# We are Unique Friends. Our Special Squares Share a Common Bond...Figure us out

Use logical deduction only and document your steps in detail.

$$Given$$:

A, B, C, D, E, F, M , T are distinct digits(0 to 9).

ABC, EBF, DDABC, MCMABC, TBBB are all concatenated Numbers.

$$Relationships$$:

$$ACE$$ X $$ACE$$ = $$DDABC$$

$$EBF$$ X $$EBF$$ = $$MCMABC$$

$$ACE$$ + $$EBF$$ = $$TBBB$$

$$Find$$all the numbers and $$figure out$$ the hidden $$Additive$$ $$Relationships.$$

• Why do you keep posting the exact same type of question?

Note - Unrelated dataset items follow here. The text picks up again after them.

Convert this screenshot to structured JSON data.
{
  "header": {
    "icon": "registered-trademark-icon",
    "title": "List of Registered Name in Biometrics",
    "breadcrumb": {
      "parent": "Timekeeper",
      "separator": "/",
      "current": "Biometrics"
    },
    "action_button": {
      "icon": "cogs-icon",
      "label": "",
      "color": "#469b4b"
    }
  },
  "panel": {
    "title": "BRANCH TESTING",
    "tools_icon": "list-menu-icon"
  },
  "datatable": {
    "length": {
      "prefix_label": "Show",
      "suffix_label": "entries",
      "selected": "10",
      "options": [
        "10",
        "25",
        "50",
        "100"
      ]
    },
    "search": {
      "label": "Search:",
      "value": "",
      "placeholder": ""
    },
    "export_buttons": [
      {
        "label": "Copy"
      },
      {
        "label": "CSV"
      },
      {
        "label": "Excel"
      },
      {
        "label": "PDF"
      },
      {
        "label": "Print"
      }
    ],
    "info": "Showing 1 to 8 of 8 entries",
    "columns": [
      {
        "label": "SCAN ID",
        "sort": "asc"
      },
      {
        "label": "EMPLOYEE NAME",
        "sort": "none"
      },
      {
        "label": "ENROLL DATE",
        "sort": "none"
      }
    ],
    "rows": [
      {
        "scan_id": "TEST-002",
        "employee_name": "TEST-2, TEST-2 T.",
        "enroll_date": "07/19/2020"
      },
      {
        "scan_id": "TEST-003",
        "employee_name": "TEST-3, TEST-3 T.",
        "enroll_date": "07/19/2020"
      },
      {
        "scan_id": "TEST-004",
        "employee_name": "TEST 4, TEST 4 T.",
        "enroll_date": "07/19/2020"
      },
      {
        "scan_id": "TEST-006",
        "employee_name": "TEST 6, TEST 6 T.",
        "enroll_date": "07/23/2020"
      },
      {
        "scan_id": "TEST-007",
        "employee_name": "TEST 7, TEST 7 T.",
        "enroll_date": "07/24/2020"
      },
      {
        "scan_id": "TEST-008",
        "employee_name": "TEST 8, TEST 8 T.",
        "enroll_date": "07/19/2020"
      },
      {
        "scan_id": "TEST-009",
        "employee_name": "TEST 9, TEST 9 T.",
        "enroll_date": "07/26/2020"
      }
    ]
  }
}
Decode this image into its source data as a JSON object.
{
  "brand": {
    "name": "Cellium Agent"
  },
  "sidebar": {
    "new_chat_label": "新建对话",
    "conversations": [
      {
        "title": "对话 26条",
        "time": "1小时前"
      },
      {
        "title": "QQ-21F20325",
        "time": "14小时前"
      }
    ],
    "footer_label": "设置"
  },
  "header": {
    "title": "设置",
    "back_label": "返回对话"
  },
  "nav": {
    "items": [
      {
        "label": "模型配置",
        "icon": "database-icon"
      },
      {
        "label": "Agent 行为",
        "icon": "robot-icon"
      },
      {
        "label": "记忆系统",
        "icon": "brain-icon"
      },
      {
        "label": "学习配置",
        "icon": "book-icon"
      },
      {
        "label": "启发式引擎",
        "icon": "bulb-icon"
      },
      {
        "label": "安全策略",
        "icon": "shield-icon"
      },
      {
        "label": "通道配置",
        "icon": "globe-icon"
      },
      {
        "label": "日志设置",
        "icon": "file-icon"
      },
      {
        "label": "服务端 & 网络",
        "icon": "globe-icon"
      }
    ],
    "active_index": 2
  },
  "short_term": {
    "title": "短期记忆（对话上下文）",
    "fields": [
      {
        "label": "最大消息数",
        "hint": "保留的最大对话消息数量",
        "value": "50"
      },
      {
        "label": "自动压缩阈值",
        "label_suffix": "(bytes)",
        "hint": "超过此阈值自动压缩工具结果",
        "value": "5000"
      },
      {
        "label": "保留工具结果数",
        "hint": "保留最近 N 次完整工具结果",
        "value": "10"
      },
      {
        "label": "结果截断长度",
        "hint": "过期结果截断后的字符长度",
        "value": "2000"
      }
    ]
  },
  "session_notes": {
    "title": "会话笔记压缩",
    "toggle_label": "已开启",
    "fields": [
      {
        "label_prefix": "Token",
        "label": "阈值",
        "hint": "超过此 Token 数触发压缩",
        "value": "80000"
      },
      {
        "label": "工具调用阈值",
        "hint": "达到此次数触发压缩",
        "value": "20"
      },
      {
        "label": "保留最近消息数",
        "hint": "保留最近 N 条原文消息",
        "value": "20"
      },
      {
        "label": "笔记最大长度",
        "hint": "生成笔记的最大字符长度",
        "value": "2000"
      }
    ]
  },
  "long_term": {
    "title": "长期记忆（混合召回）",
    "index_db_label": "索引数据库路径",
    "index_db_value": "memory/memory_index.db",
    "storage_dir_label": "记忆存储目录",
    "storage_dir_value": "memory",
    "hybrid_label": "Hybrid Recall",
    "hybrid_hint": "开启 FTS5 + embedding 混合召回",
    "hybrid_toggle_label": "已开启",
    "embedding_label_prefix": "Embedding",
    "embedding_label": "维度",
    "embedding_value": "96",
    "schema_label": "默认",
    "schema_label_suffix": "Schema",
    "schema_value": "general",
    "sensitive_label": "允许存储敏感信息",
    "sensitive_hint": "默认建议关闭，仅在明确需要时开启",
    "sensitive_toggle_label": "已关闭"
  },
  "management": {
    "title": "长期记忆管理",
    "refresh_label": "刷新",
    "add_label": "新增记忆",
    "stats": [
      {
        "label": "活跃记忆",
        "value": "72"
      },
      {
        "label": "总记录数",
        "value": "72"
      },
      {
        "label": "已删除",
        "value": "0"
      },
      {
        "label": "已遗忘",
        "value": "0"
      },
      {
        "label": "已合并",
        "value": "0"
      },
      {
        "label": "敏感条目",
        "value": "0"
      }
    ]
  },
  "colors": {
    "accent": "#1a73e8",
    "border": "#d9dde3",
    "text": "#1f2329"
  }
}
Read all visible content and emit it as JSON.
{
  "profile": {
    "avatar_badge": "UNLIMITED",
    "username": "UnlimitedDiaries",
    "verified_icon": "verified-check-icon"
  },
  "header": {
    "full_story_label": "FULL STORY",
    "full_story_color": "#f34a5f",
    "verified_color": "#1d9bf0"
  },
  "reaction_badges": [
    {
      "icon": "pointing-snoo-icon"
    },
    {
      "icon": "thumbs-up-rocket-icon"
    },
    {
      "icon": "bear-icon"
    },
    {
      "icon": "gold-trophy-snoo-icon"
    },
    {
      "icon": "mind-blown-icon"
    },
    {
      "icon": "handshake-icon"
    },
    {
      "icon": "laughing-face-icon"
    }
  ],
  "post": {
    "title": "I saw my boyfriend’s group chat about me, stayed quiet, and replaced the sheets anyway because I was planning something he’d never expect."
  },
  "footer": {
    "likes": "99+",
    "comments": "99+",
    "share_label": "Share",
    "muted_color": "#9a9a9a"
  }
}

Some variety is in order. May 25, 2019 at 19:58
• @greenturtle3141 No it isn't. It's perfectly allowed for someone to specialise in one particular tag or genre of puzzles. Jun 4, 2019 at 9:41
• @Randal'Thor..thx..I strongly believe one should play to their strengths and this community has such a diversity that they will attract likeminded people to the puzzle
– Uvc
Jun 4, 2019 at 9:56
• @Randal'Thor I respectfully disagree, but only in this specific instance. My main concern is what appears to be a value of quantity over quality. This is evidenced by the extreme frequency in the posting of these puzzles, which suggests to me that not a ton of creative thought is being put into each one. For most of these "puzzles", nothing remarkable seems to happen, and IMO they're easy to make. A few of these puzzles actually ended up being good in that they were aesthetically pleasing, e.g. the satan one, but this and the most recent one are not. Jun 4, 2019 at 15:23
• To clarify, yes this is allowed, but I do not think this should be encouraged. Suppose, for instance, that I started posting three What is a Word? style puzzles a day, and each puzzle was either awfully obscure or dully unremarkable. Jun 4, 2019 at 15:36

Let $$ACE = x$$ and $$EBF = y$$.
So, $$y^2-x^2 = (x+y)(y-x) = TBBB(y-x) = 1000(MCM-DD)$$.
It's very tempting to let $$B = 0$$ already, but let's see why the other numbers don't work. It's clear that if $$B = 1,3,7,9$$ then $$1000$$ won't share any factors with $$TBBB$$, so $$TBBB$$ would have to divide $$MCM-DD$$ but the latter is a smaller positive number. If $$B = 5$$, then $$y-x$$ is even whereas $$TBBB$$ is odd. Yet $$y-x$$ and $$x+y$$ must share the same parity. If $$B = 2,4,6,8$$, we know that $$y-x$$ contains all of the factors of 5, as well as share the same parity as $$x+y$$ (that is, even). So $$y-x$$ is divisible by 10. However, this means that $$ACE \equiv EBF \bmod 10$$, that is, $$E \equiv F \bmod 10$$, contradicting our distinct digits condition earlier.
Great, so $$B = 0$$. Therefore, $$C = 9$$ as $$ACE+E0F = T000$$. Oh right, $$ACE+EBF \leq 1998$$, so $$T = 1$$. We have $$E0F^2 = MCMA09$$. This means that $$F = 3$$, and therefore $$E = 7$$ and therefore $$A = 2$$. So $$ACE = 297$$ and $$EBF = 703$$. We can now square these numbers to get the other digits: $$297^2 = (300-3)^2 = 90000-1800+9 = 88209$$, and $$703^2 = (700+3)^2 = 490000+4200+9 = 494209$$, so $$M = 4$$ and $$D = 8$$.
Therefore, the digits we want are: $$\boxed{A,B,C,D,E,F,M,T = 2,0,9,8,7,3,4,1}$$